RASH anti-fascist logo featuring the Fred Perry laurel wreath

As the crisis of world-wide capitalism deepens, these long-running partisan style battles continue. It is a murky arena of combat, not always easy to read given the apparent vagaries, with a lack of exact knowledge of the symbolisms attaching to forms, colors, textures, postures, and other expressive elements of given dominant- and sub-cultures. On top of that, such expressive elements tend to have different symbolic references in different areas.

A skinhead look, or variation of it, could represent a white nationalist expropriation of rebel culture, a far-left attitude towards anti-fascism, or even still a "simpler" and more "traditional" celebration of multiculturalism and musical syncretism.

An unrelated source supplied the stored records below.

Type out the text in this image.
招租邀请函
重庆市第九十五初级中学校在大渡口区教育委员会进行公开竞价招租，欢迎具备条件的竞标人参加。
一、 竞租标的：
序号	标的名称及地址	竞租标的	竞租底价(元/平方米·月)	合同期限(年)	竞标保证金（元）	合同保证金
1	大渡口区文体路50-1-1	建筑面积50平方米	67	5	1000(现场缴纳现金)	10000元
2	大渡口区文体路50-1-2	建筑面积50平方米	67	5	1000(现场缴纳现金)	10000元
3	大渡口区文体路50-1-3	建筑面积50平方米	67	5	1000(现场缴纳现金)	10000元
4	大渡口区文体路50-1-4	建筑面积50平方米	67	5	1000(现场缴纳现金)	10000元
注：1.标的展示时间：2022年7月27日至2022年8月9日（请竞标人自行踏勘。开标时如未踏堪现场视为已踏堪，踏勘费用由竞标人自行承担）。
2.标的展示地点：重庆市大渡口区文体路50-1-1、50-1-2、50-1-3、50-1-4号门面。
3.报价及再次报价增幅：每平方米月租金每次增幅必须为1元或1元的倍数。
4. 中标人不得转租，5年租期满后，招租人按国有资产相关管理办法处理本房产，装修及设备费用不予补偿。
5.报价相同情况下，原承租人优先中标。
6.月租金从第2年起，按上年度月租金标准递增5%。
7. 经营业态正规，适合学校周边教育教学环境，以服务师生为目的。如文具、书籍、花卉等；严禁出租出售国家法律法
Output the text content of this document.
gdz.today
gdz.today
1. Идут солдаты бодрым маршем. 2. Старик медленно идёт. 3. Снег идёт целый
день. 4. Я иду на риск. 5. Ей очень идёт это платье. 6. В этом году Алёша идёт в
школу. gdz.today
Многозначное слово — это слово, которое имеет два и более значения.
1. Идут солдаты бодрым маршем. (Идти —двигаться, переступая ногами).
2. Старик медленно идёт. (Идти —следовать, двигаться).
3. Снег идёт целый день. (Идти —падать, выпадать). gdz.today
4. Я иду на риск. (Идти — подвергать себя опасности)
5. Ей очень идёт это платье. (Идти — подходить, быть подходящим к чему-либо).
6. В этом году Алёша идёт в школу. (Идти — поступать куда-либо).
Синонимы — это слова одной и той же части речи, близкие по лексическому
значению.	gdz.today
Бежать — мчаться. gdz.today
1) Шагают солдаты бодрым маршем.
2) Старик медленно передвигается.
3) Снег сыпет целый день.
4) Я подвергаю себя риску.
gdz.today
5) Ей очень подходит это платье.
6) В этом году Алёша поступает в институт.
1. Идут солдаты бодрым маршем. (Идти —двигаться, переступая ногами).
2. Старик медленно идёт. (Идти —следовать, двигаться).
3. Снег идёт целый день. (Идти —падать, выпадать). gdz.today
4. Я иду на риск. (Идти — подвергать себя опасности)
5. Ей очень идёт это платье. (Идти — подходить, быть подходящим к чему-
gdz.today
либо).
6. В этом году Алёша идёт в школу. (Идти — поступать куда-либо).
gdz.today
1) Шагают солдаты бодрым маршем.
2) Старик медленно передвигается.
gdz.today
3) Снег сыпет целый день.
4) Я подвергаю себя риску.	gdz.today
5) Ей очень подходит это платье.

For the latter two, keeping a claim on and defending the "Spirit of '69" is a battle against corruption and political reaction. Such "ownership" of a "brand" may seem trivial, but it is, in effect, a struggle for agency, for a free space, in defense of ideological struggle via appropriation of contested material culture.







Relevance?

I'd offer that the on-going insistence by groups of players, over a fairly considerable amount of time, that something like a "Socialist Freedom Party" must exist and must have a role to play in the "New World" probably emerges from a similar, if perhaps considerably less weighty (though sometimes almost as fiercely contested) urge to carve out a free "Gramscian" space within the more dominant cultural materials.